The National Agency for Food and Drug Administration and Control (NAFDAC), has cautioned market women and men across the country to stop mixing Azo Dye popularly known as Sudan Dye with red oil to make it more reddish and attractive.
Azo dye is a chemical used in dying textile materials.
The Director General of NAFDAC, Prof. Moji Christianah Adeyeye, who gave the warning at a sensitization campaign in Anambra state described the action as wicked and inhuman, noting that the substance is deadly as it causes gradual deterioration human health.
Sudan dyes or Azo dyes are synthetic organic compounds that are used as dyes for various plastics and are also used to stain sudanophilic biological samples, usually lipids.
Azo dye is considered an illegal dye, mainly because of its harmful effect over a long period of time, as it causes cancer.

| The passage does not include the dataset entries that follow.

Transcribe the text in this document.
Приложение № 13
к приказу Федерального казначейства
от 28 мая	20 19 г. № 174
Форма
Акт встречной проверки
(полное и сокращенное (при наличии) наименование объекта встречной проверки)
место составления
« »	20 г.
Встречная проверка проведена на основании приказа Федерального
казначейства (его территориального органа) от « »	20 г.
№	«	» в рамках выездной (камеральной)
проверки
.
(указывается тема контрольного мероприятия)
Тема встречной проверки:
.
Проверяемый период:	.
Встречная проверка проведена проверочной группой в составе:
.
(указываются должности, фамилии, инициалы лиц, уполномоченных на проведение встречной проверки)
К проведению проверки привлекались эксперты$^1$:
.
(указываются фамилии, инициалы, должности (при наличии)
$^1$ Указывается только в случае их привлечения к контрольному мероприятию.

Represented by the agency’s Director of Chemical Evaluation and Research, Pharm (Mrs) Ngozi Onuorah , the NAFDAC Director General said: “We have discovered the sharp practices where sellers of red palm oil now put Azo dye to make it very reddish for it to look very glittery and tantalizing so that unsuspecting consumers can easily buy them.
While calling on members of the public to be vigilant, Prof. Adeyeye said: “When you see red oil is very tantalizing and too reddish, you should begin to have some level of suspicion on it.”

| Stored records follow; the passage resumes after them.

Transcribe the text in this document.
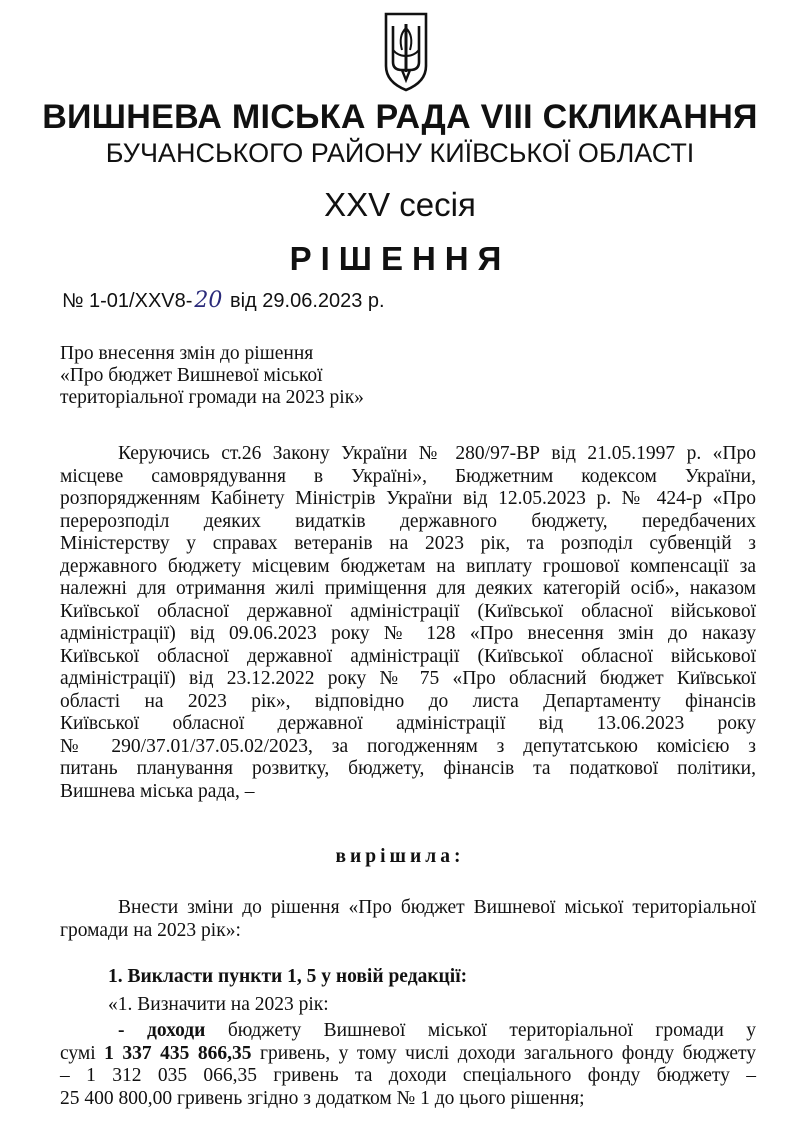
ВИШНЕВА МІСЬКА РАДА VIII СКЛИКАННЯ
БУЧАНСЬКОГО РАЙОНУ КИЇВСЬКОЇ ОБЛАСТІ
XXV сесія
РІШЕННЯ
№ 1-01/XXV8-20 від 29.06.2023 р.
Про внесення змін до рішення
«Про бюджет Вишневої міської
територіальної громади на 2023 рік»
Керуючись ст.26 Закону України № 280/97-ВР від 21.05.1997 р. «Про
місцеве самоврядування в Україні», Бюджетним кодексом України,
розпорядженням Кабінету Міністрів України від 12.05.2023 р. № 424-р «Про
перерозподіл деяких видатків державного бюджету, передбачених
Міністерству у справах ветеранів на 2023 рік, та розподіл субвенцій з
державного бюджету місцевим бюджетам на виплату грошової компенсації за
належні для отримання жилі приміщення для деяких категорій осіб», наказом
Київської обласної державної адміністрації (Київської обласної військової
адміністрації) від 09.06.2023 року № 128 «Про внесення змін до наказу
Київської обласної державної адміністрації (Київської обласної військової
адміністрації) від 23.12.2022 року № 75 «Про обласний бюджет Київської
області на 2023 рік», відповідно до листа Департаменту фінансів
Київської обласної державної адміністрації від 13.06.2023 року
№ 290/37.01/37.05.02/2023, за погодженням з депутатською комісією з
питань планування розвитку, бюджету, фінансів та податкової політики,
Вишнева міська рада, –
вирішила:
Внести зміни до рішення «Про бюджет Вишневої міської територіальної
громади на 2023 рік»:
1. Викласти пункти 1, 5 у новій редакції:
«1. Визначити на 2023 рік:
- доходи бюджету Вишневої міської територіальної громади у
сумі 1 337 435 866,35 гривень, у тому числі доходи загального фонду бюджету
– 1 312 035 066,35 гривень та доходи спеціального фонду бюджету –
25 400 800,00 гривень згідно з додатком № 1 до цього рішення;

She, however, called on marketers and dealers of palm oil and even farmers to be very vigilant and that anybody they discover using such chemicals on red oil should be reported to the security agencies.
“We are giving considerable attention to the markets because there are a lot of activities going on there. Some are based on ignorance while some are deliberate because they went cut corners and make gain.
“The renewed campaign of NAFDAC is going from market to market because a lot of atrocities, sharp practices are going in some of our local markets both in the cities and the rural areas.
“The emphasis has been on processed foods but there is a paradigm shift in our campaign to focus on row foods that enter our markets.”